Fazeres 4 anos hoje, Francisco. Parece que foi ontem que saía do carro (na altura o grande Mini Cooper S, que partiu o coração do pai quando o vendeu para termos um carro mais confortável para ti) com uma malinha de roupa de bebé azul numa mão e o kit de células estaminais na outra (não resistimos à pressão da altura), e caminhava para o hospital dos Lusíadas. Os corredores, as pessoas que passavam por mim e sorriam. A chegada da minha querida médica que me agarrou a mão e me disse que ia correr tudo bem.

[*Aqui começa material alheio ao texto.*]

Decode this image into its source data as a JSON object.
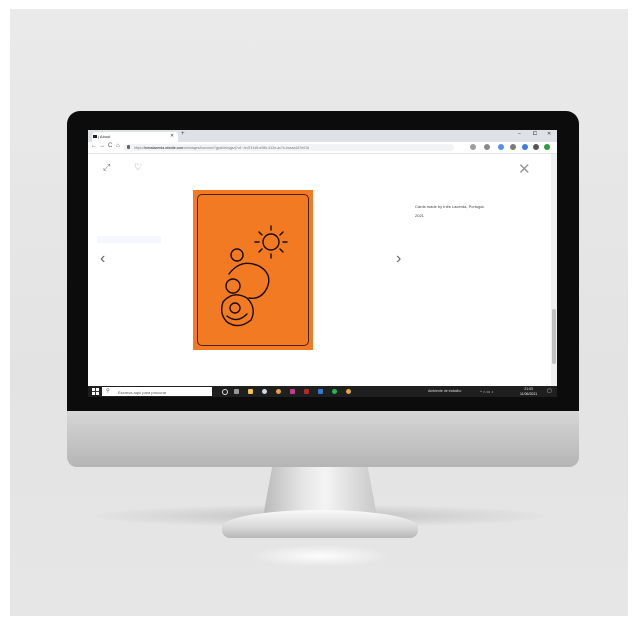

E tu, que chegaste, de forma mágica. Ao som da Françoise Hardy.

E que cresceste a cada dia com a música na tua vida. Só adormecias com os papás ou os avós a cantarem a tua música de embalar. Se a cantar ainda hoje, reconheces e sorris, porque te lembras de como te sentias seguro.

E como te apaixonaste pelos vinis dos avós e pedias diariamente para ouvir.

E agora tens 4 anos e gostas de Nirvana. E decoras todas as musicas da tua vida, tal como a mamã. E olhas para o pai com os olhos de um menino que olha para o seu herói, enquanto cantam aquelas músicas todas em inglês que o papá conhece.

E apesar dos quase dois anos de noites difíceis, das birras dos 3, e da aventura dos 4, não podíamos desejar um filho melhor/diferente/mais perfeito do que és aos nossos olhos.

E quatro anos depois, vais ter em breve um presente, que a mamã espera que não seja tão musical como tu na quantidade de vezes que choravas, mas que te encha de amor e amizade durante toda a vida: o teu mano Miguel.